Julie Andrews is one of the most famous stars to grace the screens over the years, but the star has admitted the fame was difficult to deal with in the beginning and she had to turn to therapy for help.
While a successful start to a career is the dream for many aspiring actors, the 84-year-old claimed it was a struggle and at times she even questioned whether she was worthy of all the praise. Appearing on American talk show, The Graham Norton Show, Andrews said she hid her Oscar away from sight for fear she was undeserving, The Daily Mail reports.
Although she is still to this day congratulated for her role role of Mary Poppins, the star explained at the time of receiving the 1965 Best Actress award, it didn’t quite sit right.
“I kept the Oscar in the attic for a very long time because I thought I’d been given it as a welcome to Hollywood and I didn’t feel worthy of it,” she said on the program, according to The Daily Mail. “So much early success sent me into therapy and analysis.”
Continuing on she added: “I learnt you have to do it right and honour the films you are making. It’s a huge gift, but a lot of obligation.”
Andrews appeared on the show to promote her new book, ‘In Home Work: A Memoir of My Hollywood Years’ which follows her journey throughout fame, including the highlights and the downfalls. Speaking in depth about the events that carried out, the talented actress mentions everything from her countless films, her emotions and being a parent.
“In ‘Home Work’ I am telling the story of my adult life,” she explained to the Chicago Tribune. “I wanted to write about how things came at me, about paying my dues, about learning my craft, learning who I was, learning to parent, all the homework that I did.”
While Mary Poppins remains a favourite childhood movie for many around the world, earlier this year it copped some criticism from an American academic, who accused the lead character in the 1964 classic of “blacking up” in one scene.

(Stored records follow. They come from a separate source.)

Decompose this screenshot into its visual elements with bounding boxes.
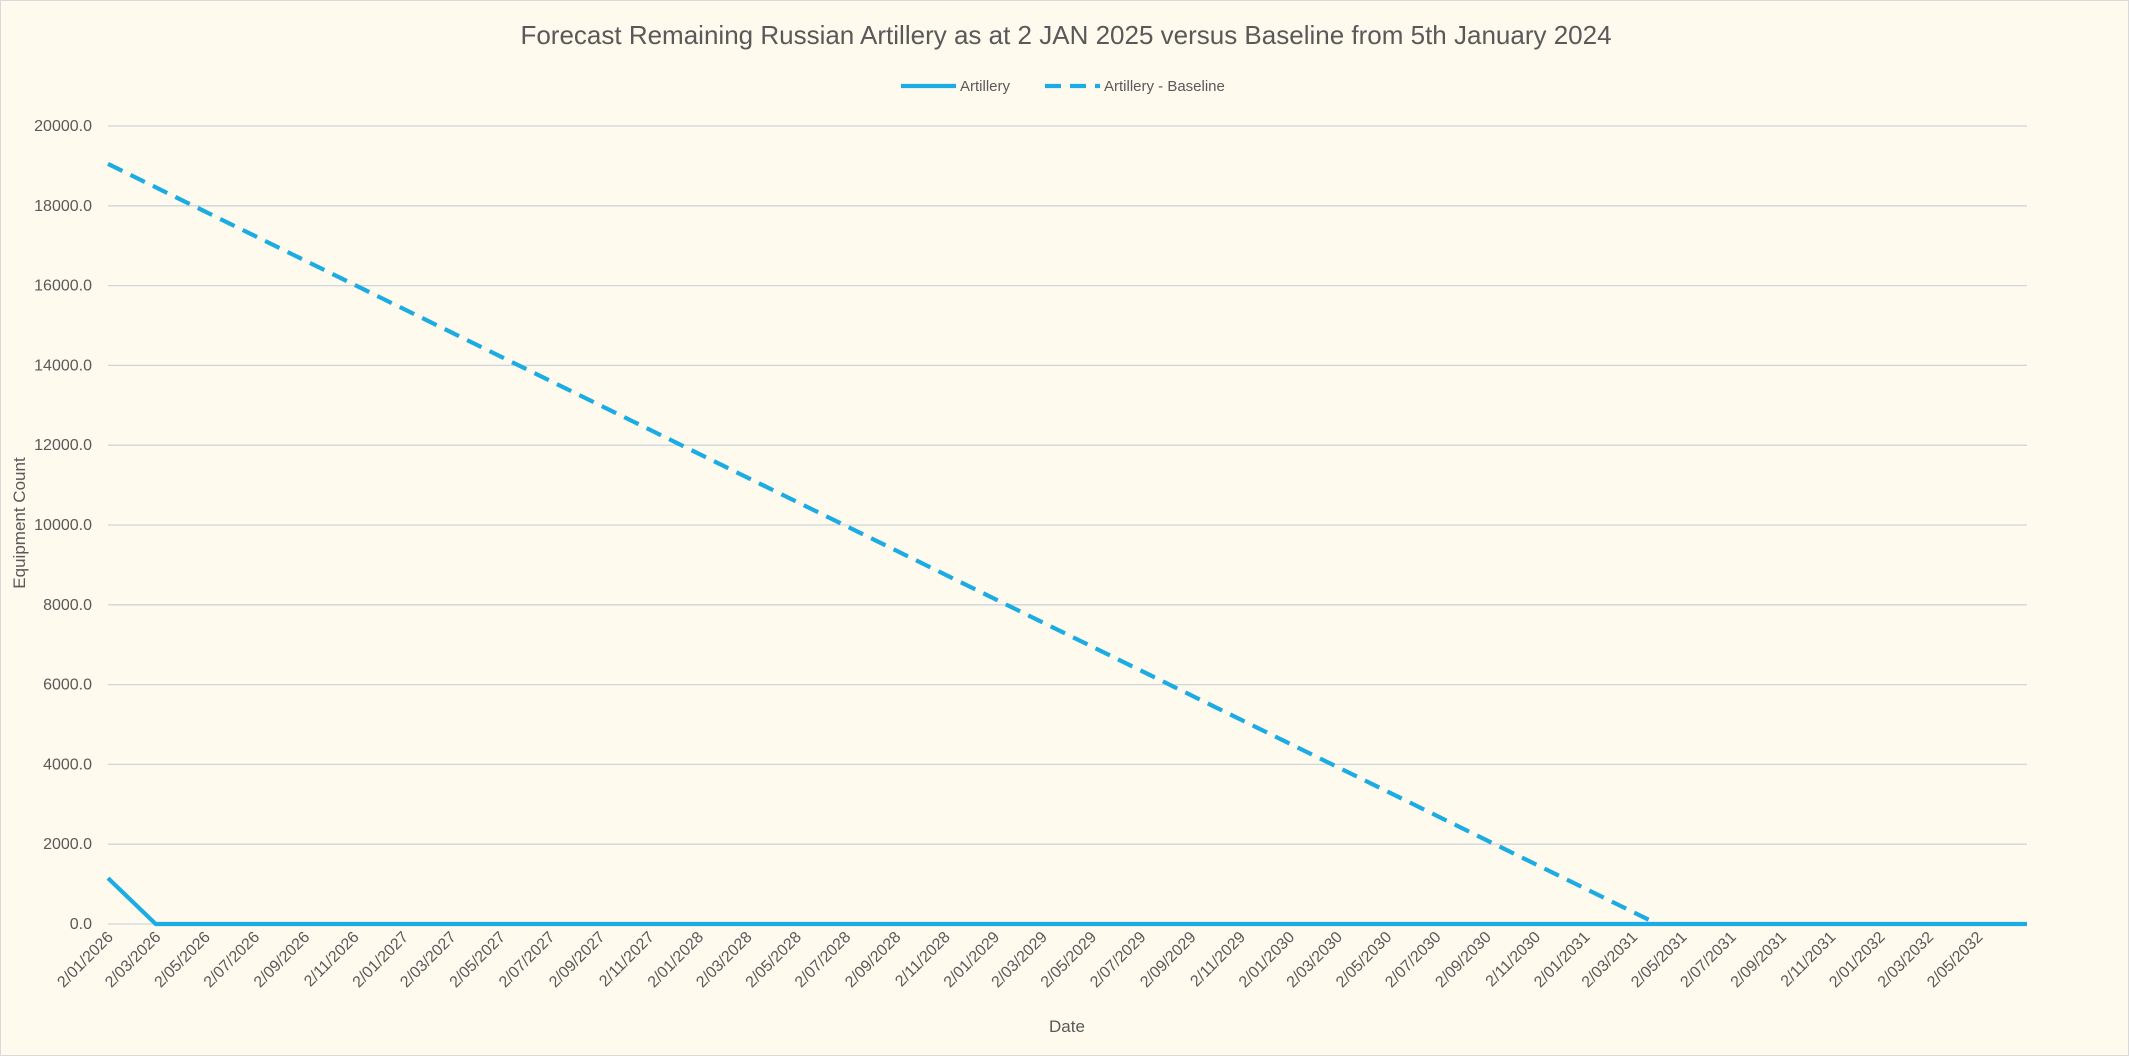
chart-title: Forecast Remaining Russian Artillery as … xyxy=(520,20,1611,50)
y-tick-label: 0.0 xyxy=(70,916,92,933)
y-tick-label: 10000.0 xyxy=(34,517,92,534)
y-tick-label: 12000.0 xyxy=(34,437,92,454)
y-axis-ticks: 0.0 2000.0 4000.0 6000.0 8000.0 10000.0 12000.… xyxy=(34,118,92,933)
x-axis-ticks: 2/01/20262/03/20262/05/20262/07/20262/09… xyxy=(54,929,1986,991)
y-tick-label: 8000.0 xyxy=(43,597,92,614)
y-axis-title: Equipment Count xyxy=(10,457,29,589)
series-line-artillery xyxy=(106,876,2027,927)
y-tick-label: 6000.0 xyxy=(43,677,92,694)
y-tick-label: 18000.0 xyxy=(34,198,92,215)
y-tick-label: 4000.0 xyxy=(43,756,92,773)
legend: Artillery Artillery - Baseline xyxy=(901,78,1225,95)
y-tick-label: 20000.0 xyxy=(34,118,92,135)
legend-label-1: Artillery - Baseline xyxy=(1104,78,1225,95)
gridlines xyxy=(108,125,2027,925)
series-line-baseline xyxy=(107,162,1659,926)
y-tick-label: 14000.0 xyxy=(34,357,92,374)
series-layer xyxy=(106,162,2027,927)
y-tick-label: 2000.0 xyxy=(43,836,92,853)
y-tick-label: 16000.0 xyxy=(34,278,92,295)
legend-label-0: Artillery xyxy=(960,78,1011,95)
x-axis-title: Date xyxy=(1049,1017,1085,1036)
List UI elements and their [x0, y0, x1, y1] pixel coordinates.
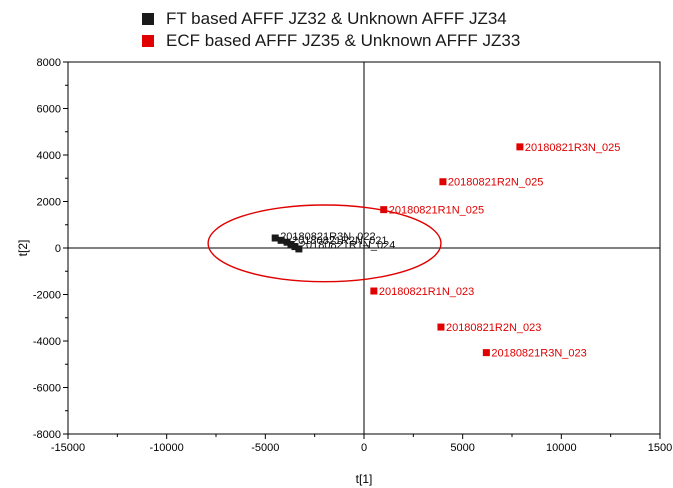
x-axis: -15000 -10000 -5000 0 5000 10000 1500	[51, 434, 672, 454]
y-tick-label: -6000	[33, 383, 61, 395]
x-tick-label: -10000	[150, 442, 184, 454]
data-point	[295, 245, 303, 253]
y-tick-label: -2000	[33, 290, 61, 302]
y-tick-label: 6000	[37, 104, 61, 116]
point-label: 20180821R3N_022	[280, 231, 375, 243]
legend-entry-0: FT based AFFF JZ32 & Unknown AFFF JZ34	[166, 9, 507, 28]
data-point	[291, 243, 299, 251]
data-point	[271, 234, 279, 242]
point-label: 20180821R3N_023	[491, 348, 586, 360]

Writing exclusively for The New York Times, Daniel Pollack-Pelzner – a gender studies professor at Linfield College in the US – claimed the iconic chimney sweep scene where Andrews and Van Dyke sing ‘Step in Time’ could be seen as ‘racist’ because their faces are covered in black soot. Rather than wiping the soot off her face, Mary Poppins rubs it in, making her face dirtier. Pollack-Pelzner pointed out that the scene may seem comical – if it weren’t for P. L. Travers’ novels on which the film was based.
He pointed out that in the 1943 book Mary Poppins Opens the Door, a housemaid calls a man a “black heathen” when he reaches out his hand and later calls him a “Hottentot” – an archaic slur for black South Africans. For Pollack-Pelzner, the film is problematic because character Admiral Boom calls chimney sweeps in the film Hottentots.
“We’re in on the joke, such as it is: These aren’t really black Africans; they’re grinning white dancers in blackface,” he wrote. “It’s a parody of black menace; it’s even posted on a white nationalist website as evidence of the film’s racial hierarchy.”
Pollack-Pelzner pointed out Hottentot was also used in 1952’s Mary Poppins in the Park novel, with Mary herself reportedly telling a young child that he’s behaving like a Hottentot.
“The 1964 film replays this racial panic in a farcical key,” Pollack-Pelzner wrote. “When the dark figures of the chimney sweeps step in time on a roof, a naval buffoon, Admiral Boom, shouts, ‘We’re being attacked by Hottentots!’ and orders his cannon to be fired at the ‘cheeky devils’.”